Plaintiffs sued Defendant in California for injuries suffered by a drug manufactured and sold by Defendant. Defendant moved to quash the summons by the nonresident Plaintiffs, arguing that California lacked personal jurisdiction.

Synopsis of Rule of Law.

Consistent with the Due Process Clause, a state has specific jurisdiction over a claim when there is a sufficient affiliation between the forum state and the underlying controversy.


86 California residents and 592 nonresidents (Plaintiffs) brought a suit in California against Bristol-Meyers Squibb (Defendant), a pharmaceutical company incorporated in Delaware and headquartered in New York. The Plaintiffs alleged that one of the drugs manufactured and sold by Defendant in California, Plavix, damaged their health. The drug was not designed, developed, or manufactured in California, nor was it bought or taken in California by the nonresidents. Defendant argued that under these facts California lacked personal jurisdiction and moved to quash the summons by the nonresidents.


Does California have specific jurisdiction over the Defendant for claims alleged by the nonresident Plaintiffs?


No, California does not have specific jurisdiction over the nonresidents’ claims against the Defendant. The lower court’s opinion is reversed and remanded.


Justice Sotomayor

Justice Sotomayor argued that California did have specific jurisdiction over the claims because Defendant purposefully availed itself California markets and it would not be unreasonable to exercise personal jurisdiction based on the Defendant’s contact with the state.

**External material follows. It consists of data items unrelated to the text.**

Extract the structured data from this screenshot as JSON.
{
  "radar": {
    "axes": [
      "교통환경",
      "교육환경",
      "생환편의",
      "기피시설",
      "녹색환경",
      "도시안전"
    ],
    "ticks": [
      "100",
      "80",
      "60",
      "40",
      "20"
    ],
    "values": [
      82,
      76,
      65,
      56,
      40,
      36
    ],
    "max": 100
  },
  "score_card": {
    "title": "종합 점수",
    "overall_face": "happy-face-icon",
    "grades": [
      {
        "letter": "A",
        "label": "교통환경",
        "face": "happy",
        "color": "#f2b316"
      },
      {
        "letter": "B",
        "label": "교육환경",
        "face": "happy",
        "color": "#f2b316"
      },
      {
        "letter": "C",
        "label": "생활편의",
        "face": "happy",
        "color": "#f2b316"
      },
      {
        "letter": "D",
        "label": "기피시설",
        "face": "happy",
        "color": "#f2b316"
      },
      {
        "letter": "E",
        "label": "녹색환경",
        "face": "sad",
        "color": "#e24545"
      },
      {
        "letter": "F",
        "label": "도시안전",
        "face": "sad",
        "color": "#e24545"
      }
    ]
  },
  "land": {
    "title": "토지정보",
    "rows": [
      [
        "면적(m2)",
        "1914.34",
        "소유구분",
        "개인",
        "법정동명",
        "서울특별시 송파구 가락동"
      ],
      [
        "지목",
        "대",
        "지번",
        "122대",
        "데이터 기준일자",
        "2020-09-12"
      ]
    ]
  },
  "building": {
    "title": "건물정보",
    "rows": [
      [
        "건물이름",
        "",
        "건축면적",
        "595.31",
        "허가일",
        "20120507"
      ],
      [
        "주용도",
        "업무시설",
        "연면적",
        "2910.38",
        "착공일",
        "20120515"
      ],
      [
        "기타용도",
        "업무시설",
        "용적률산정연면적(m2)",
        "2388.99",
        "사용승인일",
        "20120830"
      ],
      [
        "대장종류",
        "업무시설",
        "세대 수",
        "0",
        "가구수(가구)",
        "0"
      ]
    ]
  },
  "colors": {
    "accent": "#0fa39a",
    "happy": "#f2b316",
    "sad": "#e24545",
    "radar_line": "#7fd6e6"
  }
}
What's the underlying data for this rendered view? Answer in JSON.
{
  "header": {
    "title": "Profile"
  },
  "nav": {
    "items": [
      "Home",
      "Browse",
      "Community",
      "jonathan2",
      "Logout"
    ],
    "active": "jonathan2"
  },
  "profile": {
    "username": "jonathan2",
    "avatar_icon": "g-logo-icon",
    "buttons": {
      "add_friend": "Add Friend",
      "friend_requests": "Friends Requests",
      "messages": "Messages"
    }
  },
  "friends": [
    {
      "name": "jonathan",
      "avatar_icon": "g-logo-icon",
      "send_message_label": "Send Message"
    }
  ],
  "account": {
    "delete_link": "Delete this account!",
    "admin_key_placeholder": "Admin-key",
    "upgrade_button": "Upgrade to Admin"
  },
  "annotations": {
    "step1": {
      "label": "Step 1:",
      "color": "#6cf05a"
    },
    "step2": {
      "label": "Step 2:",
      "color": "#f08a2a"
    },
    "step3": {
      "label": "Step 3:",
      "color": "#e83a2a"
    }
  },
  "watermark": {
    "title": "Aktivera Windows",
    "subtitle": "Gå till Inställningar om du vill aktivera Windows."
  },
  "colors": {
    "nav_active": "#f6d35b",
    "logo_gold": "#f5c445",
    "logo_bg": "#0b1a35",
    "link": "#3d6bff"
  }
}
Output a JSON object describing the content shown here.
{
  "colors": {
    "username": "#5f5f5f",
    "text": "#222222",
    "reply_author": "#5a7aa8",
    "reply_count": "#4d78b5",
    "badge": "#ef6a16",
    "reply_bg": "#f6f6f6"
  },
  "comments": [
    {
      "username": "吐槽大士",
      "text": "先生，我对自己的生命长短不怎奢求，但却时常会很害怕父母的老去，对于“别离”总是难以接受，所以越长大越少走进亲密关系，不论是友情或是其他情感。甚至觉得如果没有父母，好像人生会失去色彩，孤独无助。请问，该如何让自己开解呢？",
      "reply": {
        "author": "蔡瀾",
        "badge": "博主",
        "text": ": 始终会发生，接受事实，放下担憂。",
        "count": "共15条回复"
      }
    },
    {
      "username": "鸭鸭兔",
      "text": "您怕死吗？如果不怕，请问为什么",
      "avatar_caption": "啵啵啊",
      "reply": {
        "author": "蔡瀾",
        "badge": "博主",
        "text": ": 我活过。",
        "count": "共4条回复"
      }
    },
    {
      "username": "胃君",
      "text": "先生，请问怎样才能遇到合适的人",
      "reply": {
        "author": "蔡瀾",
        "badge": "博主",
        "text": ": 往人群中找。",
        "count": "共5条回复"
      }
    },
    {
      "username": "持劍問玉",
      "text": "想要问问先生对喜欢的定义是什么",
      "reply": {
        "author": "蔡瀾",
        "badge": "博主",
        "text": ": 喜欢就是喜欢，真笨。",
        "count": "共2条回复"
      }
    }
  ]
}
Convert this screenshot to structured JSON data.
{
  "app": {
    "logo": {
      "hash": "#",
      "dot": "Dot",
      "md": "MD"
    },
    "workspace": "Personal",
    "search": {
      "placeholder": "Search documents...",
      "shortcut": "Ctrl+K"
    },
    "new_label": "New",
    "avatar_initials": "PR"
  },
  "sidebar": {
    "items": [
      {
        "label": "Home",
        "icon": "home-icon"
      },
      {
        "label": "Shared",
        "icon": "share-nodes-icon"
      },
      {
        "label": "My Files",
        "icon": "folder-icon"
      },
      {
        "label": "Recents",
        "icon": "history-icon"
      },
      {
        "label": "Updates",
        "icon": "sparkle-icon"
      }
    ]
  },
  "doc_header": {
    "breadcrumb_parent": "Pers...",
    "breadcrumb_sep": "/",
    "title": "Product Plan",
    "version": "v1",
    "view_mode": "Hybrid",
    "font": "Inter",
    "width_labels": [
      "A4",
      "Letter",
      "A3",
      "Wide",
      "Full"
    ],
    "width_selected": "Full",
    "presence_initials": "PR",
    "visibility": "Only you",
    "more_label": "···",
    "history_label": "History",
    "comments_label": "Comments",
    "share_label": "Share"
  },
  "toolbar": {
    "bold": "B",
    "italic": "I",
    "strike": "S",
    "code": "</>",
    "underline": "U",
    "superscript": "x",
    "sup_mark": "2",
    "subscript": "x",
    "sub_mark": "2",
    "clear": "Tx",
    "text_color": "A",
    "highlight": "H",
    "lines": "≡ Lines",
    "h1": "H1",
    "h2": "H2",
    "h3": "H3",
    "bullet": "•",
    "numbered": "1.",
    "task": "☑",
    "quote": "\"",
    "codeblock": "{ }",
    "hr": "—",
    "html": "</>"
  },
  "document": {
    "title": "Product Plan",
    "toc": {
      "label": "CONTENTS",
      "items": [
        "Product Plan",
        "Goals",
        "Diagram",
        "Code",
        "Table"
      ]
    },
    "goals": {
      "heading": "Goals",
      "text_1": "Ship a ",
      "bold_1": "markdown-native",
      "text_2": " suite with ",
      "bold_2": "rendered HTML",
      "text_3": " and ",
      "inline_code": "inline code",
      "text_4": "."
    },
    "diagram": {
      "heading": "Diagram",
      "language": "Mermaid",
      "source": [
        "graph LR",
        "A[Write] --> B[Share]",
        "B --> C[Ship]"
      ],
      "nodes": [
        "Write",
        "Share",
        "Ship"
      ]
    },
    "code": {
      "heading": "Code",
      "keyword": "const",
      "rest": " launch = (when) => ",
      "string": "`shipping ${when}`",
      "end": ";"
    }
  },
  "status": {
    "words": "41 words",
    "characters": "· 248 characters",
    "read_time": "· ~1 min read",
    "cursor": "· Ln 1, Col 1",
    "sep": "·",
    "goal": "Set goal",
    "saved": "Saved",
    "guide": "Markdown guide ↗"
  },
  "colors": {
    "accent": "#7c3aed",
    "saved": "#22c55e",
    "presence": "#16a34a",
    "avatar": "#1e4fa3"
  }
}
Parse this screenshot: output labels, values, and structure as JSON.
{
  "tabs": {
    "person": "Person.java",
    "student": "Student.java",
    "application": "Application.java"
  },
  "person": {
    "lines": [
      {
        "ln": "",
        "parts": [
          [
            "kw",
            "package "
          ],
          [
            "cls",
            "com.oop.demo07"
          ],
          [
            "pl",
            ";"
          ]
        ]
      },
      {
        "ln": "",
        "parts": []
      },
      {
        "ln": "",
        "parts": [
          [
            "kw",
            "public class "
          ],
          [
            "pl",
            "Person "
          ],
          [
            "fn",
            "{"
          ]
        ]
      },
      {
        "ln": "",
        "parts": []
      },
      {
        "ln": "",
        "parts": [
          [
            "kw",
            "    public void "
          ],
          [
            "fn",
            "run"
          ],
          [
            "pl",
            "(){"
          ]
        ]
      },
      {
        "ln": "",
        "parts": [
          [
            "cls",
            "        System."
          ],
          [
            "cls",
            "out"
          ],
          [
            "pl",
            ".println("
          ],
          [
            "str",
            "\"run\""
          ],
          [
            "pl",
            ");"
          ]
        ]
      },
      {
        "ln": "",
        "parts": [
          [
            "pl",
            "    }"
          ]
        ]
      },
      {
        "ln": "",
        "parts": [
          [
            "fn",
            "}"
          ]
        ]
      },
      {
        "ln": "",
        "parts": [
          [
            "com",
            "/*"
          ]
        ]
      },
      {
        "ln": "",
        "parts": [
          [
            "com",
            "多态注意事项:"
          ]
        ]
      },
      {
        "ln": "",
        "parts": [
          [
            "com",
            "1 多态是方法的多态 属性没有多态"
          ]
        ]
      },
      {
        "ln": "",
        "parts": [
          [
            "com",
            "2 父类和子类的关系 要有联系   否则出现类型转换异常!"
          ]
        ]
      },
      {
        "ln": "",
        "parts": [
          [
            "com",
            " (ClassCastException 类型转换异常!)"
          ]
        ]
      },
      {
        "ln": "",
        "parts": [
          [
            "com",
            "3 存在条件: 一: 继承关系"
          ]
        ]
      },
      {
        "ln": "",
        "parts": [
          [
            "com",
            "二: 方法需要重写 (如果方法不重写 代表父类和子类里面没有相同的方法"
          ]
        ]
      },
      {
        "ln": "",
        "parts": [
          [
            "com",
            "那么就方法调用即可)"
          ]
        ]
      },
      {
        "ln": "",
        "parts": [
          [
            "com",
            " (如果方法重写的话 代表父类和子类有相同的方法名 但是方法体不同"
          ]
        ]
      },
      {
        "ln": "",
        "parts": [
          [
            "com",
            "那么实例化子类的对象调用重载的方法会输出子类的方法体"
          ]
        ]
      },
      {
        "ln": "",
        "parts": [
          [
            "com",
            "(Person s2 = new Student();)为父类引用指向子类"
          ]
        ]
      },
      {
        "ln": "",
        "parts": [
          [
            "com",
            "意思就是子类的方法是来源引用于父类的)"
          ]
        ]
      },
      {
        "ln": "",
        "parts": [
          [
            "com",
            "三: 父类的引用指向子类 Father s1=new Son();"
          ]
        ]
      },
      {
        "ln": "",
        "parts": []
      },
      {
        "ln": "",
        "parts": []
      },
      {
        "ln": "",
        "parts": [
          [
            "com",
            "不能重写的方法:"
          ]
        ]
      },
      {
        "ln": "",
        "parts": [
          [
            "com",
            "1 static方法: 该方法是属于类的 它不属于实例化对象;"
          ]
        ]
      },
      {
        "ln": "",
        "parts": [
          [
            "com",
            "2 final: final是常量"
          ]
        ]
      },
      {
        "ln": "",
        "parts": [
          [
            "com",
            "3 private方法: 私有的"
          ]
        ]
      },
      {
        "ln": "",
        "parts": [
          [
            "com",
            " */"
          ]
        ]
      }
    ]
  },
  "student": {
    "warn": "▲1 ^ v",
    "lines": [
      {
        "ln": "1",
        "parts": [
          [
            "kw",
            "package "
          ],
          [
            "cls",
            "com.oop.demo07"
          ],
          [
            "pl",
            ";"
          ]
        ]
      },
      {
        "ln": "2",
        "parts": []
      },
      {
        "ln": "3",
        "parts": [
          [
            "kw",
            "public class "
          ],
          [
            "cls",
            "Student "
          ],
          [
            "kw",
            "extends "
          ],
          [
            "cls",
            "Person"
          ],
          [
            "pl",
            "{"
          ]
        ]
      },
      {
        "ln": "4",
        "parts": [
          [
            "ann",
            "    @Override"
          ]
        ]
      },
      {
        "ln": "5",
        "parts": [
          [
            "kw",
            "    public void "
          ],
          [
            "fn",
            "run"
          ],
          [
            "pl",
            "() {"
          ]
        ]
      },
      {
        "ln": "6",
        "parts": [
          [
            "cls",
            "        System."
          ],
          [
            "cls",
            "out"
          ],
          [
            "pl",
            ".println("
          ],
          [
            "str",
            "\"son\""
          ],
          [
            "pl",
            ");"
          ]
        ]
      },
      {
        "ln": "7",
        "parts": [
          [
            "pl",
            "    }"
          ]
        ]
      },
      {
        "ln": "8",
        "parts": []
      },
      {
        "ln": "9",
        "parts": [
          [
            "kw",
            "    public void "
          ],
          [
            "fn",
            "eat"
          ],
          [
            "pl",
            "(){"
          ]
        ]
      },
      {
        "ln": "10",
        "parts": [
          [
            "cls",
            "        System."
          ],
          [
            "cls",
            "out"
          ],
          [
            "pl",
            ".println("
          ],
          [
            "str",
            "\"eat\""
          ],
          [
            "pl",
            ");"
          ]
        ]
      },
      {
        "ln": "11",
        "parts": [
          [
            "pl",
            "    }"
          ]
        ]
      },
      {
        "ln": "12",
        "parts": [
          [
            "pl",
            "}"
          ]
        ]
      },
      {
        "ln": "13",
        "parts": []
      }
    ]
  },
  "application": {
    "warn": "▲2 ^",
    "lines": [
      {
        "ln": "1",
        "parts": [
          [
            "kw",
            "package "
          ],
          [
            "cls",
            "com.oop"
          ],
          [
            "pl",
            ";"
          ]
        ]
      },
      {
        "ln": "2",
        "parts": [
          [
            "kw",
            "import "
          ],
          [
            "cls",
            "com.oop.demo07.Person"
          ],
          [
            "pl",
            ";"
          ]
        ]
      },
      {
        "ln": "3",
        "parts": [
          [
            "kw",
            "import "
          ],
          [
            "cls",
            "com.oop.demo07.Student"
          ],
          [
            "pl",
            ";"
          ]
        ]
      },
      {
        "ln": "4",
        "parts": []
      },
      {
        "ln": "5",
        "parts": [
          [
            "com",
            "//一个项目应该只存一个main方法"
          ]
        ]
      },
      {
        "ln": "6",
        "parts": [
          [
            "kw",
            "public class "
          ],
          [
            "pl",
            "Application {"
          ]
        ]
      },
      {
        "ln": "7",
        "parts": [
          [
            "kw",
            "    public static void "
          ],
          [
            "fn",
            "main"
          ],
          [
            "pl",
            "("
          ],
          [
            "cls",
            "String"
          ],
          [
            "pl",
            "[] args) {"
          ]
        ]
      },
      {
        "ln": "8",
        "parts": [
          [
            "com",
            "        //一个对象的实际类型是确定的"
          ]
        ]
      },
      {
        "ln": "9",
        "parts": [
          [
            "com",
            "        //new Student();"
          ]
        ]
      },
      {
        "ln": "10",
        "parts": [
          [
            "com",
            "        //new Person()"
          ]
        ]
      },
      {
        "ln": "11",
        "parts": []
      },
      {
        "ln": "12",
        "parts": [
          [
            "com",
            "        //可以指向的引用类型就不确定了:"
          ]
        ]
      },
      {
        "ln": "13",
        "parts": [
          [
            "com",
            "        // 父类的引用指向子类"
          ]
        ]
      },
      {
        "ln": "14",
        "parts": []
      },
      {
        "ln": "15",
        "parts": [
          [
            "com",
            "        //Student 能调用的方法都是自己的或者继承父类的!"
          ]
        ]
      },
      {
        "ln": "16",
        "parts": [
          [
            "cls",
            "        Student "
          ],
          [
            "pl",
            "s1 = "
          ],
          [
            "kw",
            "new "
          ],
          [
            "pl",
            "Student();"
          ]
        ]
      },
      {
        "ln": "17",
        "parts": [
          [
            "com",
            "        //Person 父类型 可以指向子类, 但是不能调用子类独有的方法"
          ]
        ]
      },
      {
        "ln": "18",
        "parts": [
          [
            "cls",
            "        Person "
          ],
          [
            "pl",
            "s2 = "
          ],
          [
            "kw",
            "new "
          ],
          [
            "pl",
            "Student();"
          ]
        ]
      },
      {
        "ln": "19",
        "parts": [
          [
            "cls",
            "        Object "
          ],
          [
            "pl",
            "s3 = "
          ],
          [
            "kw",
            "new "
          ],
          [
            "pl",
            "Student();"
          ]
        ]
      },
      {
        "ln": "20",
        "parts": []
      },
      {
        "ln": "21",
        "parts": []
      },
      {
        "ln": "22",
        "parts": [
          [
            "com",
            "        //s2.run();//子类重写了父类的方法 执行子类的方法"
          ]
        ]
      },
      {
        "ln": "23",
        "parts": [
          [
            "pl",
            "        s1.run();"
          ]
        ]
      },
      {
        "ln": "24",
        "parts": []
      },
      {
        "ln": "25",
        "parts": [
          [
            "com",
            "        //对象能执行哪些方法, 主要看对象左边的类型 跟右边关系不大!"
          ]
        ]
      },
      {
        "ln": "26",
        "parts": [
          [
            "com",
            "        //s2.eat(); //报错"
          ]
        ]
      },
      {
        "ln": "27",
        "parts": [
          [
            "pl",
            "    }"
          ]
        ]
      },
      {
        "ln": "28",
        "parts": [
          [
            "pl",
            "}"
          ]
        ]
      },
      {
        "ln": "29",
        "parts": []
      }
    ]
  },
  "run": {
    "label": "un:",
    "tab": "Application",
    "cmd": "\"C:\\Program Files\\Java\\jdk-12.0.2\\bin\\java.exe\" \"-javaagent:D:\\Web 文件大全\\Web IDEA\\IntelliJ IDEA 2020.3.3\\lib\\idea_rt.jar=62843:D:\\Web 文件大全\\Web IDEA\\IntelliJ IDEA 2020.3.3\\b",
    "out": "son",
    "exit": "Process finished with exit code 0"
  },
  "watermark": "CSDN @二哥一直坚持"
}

She also argued that this case would make it harder to plaintiffs from different states to aggregate claims against large corporations.


The Court rejected the California Supreme Court’s sliding scale approach as too general to comport with precedent. It concluded that California lacked specific jurisdiction over the nonresidents’ claims because there was no connection between the forum state and the claims alleged by the nonresident Plaintiffs against the Defendant. The nonresidents did not buy or consume the drug in California, harm was not suffered in California, and any connection Defendant had to California was not related to the nonresident Plaintiffs’ claims.